After service create has provisioned auth, the generated repo can mint a client-credentials bearer token for smoke checks:

TOKEN="$(service auth token)"
curl --fail --show-error --silent -H "Authorization: Bearer $TOKEN" "https://api.<service_id>.anmho.com/v1/admin/waitlist?limit=1"

For Go ConnectRPC services, use the same token with grpcurl:

TOKEN="$(service auth token)"
grpcurl -H "Authorization: Bearer $TOKEN" -d '{"limit":1}' -proto protos/waitlist/v1/waitlist.proto api.<service_id>.anmho.com:443 waitlist.v1.WaitlistService/ListWaitlistEntries

The generated service is intended to be consumed by a web app, mobile client, or another service over HTTPS. In v1, production is expected to live at https://api.<service_id>.anmho.com, while preview and personal environments keep using deterministic platform URLs where appropriate.
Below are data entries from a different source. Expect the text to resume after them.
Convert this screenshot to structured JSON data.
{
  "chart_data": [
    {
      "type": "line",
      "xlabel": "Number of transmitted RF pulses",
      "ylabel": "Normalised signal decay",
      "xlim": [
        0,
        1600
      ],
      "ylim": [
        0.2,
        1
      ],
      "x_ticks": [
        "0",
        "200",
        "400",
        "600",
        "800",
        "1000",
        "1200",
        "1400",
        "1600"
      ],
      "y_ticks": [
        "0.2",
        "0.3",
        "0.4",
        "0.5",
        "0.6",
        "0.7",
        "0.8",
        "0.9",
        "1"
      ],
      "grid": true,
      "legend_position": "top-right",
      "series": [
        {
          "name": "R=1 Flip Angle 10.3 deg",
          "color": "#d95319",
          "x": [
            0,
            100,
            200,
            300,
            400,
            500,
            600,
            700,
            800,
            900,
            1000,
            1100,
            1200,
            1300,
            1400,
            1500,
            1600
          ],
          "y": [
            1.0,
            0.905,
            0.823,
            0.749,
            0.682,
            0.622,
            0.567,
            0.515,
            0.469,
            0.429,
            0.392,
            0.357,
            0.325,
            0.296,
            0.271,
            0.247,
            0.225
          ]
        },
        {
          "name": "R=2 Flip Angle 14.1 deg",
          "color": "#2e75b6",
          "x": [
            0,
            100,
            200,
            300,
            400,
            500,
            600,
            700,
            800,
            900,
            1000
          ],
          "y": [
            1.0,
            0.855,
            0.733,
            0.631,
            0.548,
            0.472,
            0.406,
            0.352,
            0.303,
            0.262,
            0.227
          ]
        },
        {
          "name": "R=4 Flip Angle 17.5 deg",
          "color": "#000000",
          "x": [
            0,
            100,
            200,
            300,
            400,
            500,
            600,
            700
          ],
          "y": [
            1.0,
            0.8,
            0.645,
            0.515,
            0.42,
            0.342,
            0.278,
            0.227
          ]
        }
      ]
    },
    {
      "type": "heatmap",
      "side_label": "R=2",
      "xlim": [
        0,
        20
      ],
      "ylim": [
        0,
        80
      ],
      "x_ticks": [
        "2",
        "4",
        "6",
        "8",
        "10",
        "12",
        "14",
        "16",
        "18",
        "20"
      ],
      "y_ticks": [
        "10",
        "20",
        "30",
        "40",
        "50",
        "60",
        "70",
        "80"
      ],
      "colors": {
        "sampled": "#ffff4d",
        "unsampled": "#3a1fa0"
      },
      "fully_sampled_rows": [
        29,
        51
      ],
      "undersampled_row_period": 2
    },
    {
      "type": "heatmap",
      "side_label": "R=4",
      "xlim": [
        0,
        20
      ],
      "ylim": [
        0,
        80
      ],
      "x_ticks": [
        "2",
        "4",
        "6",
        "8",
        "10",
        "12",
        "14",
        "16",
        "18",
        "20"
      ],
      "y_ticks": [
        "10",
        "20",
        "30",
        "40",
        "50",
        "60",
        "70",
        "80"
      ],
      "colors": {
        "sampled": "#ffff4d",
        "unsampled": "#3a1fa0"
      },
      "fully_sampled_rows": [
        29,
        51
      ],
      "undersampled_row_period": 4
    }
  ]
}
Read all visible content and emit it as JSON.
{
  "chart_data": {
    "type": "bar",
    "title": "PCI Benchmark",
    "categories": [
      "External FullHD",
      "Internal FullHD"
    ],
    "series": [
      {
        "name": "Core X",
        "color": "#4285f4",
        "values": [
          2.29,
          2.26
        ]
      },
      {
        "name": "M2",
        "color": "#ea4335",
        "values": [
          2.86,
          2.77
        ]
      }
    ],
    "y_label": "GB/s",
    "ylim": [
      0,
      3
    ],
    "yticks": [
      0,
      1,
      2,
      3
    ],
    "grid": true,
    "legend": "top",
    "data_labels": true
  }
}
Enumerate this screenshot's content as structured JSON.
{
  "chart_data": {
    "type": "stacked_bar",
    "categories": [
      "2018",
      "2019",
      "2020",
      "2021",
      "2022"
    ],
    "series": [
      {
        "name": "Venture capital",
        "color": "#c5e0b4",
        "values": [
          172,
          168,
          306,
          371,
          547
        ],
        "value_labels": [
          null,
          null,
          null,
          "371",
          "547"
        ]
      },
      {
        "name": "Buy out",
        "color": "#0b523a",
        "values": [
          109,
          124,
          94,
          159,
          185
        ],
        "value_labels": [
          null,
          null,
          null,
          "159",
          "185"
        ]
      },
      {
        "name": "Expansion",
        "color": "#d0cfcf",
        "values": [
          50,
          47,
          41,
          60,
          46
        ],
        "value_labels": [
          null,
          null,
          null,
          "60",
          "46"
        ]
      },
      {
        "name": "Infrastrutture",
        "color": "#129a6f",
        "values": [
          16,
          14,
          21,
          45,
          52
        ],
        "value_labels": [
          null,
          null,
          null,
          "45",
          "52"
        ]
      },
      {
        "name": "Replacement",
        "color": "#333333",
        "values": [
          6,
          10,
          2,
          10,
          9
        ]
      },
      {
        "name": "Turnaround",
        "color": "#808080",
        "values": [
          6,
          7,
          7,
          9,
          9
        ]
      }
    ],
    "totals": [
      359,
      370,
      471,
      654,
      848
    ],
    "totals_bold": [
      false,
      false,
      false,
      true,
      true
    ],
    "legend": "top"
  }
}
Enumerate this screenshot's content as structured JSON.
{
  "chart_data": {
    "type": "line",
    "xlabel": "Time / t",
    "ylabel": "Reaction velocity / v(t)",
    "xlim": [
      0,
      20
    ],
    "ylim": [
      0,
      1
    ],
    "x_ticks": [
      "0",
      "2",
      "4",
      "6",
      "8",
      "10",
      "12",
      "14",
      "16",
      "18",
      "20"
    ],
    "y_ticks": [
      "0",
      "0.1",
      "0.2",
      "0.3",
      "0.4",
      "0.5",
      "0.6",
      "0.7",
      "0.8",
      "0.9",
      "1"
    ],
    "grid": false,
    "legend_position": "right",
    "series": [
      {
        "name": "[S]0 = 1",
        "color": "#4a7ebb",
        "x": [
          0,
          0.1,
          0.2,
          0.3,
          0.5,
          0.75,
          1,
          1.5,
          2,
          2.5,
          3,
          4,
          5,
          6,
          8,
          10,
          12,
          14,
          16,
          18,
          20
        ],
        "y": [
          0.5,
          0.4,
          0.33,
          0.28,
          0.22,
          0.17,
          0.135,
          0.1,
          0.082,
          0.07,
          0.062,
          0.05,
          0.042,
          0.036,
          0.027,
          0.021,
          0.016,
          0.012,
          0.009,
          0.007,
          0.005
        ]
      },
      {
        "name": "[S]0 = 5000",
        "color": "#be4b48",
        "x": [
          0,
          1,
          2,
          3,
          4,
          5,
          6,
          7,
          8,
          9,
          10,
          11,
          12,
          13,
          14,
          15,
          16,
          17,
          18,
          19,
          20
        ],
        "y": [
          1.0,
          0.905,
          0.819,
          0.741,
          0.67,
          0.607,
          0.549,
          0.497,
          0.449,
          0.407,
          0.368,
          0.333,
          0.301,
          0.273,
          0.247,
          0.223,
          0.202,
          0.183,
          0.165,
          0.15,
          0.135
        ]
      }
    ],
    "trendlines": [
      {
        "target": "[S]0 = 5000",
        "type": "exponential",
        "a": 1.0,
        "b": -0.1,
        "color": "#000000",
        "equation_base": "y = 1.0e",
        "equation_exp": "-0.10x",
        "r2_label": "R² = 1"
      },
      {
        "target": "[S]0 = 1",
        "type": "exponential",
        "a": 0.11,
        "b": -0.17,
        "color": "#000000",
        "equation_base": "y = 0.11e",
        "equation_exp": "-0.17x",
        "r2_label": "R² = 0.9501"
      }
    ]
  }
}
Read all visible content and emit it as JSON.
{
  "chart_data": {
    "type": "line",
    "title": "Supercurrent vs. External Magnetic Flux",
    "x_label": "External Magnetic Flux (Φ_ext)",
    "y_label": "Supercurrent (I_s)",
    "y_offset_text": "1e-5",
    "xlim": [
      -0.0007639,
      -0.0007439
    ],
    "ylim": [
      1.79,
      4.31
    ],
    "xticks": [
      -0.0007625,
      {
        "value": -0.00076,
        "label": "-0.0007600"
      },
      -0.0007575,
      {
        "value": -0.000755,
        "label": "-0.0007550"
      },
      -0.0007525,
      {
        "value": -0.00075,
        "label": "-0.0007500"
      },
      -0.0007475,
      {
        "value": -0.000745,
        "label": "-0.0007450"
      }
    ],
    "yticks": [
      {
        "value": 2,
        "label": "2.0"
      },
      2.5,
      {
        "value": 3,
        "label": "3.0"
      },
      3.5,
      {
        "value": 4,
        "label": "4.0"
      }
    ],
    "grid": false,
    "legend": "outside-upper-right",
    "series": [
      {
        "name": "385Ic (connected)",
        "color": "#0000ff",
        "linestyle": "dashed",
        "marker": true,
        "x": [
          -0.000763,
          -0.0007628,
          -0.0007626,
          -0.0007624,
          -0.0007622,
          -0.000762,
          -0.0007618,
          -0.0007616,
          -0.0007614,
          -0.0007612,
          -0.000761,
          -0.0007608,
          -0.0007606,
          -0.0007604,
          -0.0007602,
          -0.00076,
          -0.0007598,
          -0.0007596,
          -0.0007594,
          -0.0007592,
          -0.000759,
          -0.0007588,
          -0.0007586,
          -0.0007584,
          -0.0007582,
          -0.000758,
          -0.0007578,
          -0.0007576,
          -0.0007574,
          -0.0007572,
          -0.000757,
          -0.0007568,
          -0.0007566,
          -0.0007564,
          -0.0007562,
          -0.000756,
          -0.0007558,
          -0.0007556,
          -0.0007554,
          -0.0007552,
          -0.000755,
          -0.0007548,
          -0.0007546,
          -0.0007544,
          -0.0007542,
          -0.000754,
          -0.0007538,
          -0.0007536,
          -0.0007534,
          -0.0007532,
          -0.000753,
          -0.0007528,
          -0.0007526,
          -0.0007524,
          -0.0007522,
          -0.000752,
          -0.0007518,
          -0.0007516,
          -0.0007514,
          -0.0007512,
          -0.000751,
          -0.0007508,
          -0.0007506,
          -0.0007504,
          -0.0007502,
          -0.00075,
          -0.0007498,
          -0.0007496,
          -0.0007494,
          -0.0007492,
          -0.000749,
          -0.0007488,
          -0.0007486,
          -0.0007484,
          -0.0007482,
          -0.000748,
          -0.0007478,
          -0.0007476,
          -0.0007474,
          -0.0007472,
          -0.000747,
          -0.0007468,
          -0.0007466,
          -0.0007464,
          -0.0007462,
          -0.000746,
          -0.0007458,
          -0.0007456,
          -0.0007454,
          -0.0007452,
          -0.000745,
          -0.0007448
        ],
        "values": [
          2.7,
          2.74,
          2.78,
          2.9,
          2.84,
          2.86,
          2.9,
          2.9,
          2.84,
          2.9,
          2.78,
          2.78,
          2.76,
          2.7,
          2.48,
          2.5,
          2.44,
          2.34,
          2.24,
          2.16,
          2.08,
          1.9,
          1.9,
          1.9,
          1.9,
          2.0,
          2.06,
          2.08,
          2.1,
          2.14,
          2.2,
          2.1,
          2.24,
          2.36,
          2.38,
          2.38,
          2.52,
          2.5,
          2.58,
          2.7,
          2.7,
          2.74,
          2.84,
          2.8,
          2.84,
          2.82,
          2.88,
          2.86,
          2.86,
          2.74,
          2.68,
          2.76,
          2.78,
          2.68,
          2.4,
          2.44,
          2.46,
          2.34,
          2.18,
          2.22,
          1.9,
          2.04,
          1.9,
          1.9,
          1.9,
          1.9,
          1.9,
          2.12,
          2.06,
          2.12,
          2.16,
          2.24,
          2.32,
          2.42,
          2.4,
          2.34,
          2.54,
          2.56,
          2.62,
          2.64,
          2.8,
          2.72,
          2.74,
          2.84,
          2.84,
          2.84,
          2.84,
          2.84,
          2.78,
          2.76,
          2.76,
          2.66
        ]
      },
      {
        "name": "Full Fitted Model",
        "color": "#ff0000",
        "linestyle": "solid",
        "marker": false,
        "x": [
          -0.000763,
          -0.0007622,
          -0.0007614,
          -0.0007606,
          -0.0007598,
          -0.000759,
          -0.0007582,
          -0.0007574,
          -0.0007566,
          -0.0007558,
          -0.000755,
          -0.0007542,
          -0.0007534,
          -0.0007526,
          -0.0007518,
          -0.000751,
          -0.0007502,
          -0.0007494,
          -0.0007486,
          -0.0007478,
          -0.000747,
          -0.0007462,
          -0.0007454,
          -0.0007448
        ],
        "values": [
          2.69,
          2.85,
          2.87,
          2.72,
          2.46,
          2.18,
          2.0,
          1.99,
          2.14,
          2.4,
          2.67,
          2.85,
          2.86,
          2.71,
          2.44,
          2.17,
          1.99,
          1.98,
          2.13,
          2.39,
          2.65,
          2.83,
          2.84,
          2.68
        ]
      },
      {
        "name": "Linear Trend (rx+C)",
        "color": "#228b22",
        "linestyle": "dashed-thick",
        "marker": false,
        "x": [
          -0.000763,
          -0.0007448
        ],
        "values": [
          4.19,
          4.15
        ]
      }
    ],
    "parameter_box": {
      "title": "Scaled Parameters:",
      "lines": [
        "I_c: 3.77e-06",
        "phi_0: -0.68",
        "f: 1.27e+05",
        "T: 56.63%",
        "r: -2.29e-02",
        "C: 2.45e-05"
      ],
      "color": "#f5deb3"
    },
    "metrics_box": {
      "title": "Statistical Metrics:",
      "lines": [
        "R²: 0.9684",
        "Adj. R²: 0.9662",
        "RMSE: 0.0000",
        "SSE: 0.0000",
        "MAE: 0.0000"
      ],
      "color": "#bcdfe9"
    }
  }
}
The generated microservice domain is a small waitlist/launch service example with public submit/status APIs and target-specific scheduled work.

Development

bun install
bun test src scripts
bun run index.ts new my-service

Validate the generated service matrix against local Docker Compose Postgres and Workers package checks:

bun run validate:generated
bun run validate:generated -- --variant bun-hono
bun run validate:generated -- --variant go-connectrpc --keep

The validation harness scaffolds generated services into ignored bin/generated/run-* workspaces, runs the generated public commands, starts the local server for Cloud Run presets, smoke-tests health plus ConnectRPC clients where applicable, and verifies the Workers preset package compiles and tests.

npm Trusted Publishing

create-svc is set up for npm trusted publishing from GitHub Actions, so there is no long-lived npm publish token to store in Vault.

Repository workflow:

  • publish.yml
  • Trigger: pushes to main, Git tags matching v*, or manual workflow_dispatch
  • CI runtime: Bun for install/test/typecheck, npm for the final publish step

npm package setup still has to be configured once in the npm UI to trust this repository and workflow:

  1. Open the create-svc package settings on npm.
  2. Go to Settings -> Trusted Publisher.
  3. Select GitHub Actions.
  4. Enter:
    • Organization or user: anmho
    • Repository: create-svc
    • Workflow filename: publish.yml
  5. Save the trusted publisher.

After that, publishing can be triggered by pushing to main, creating a v* tag, or running the workflow manually.

The GitHub Actions workflow authenticates with npm via OIDC and runs npm publish without an npm token.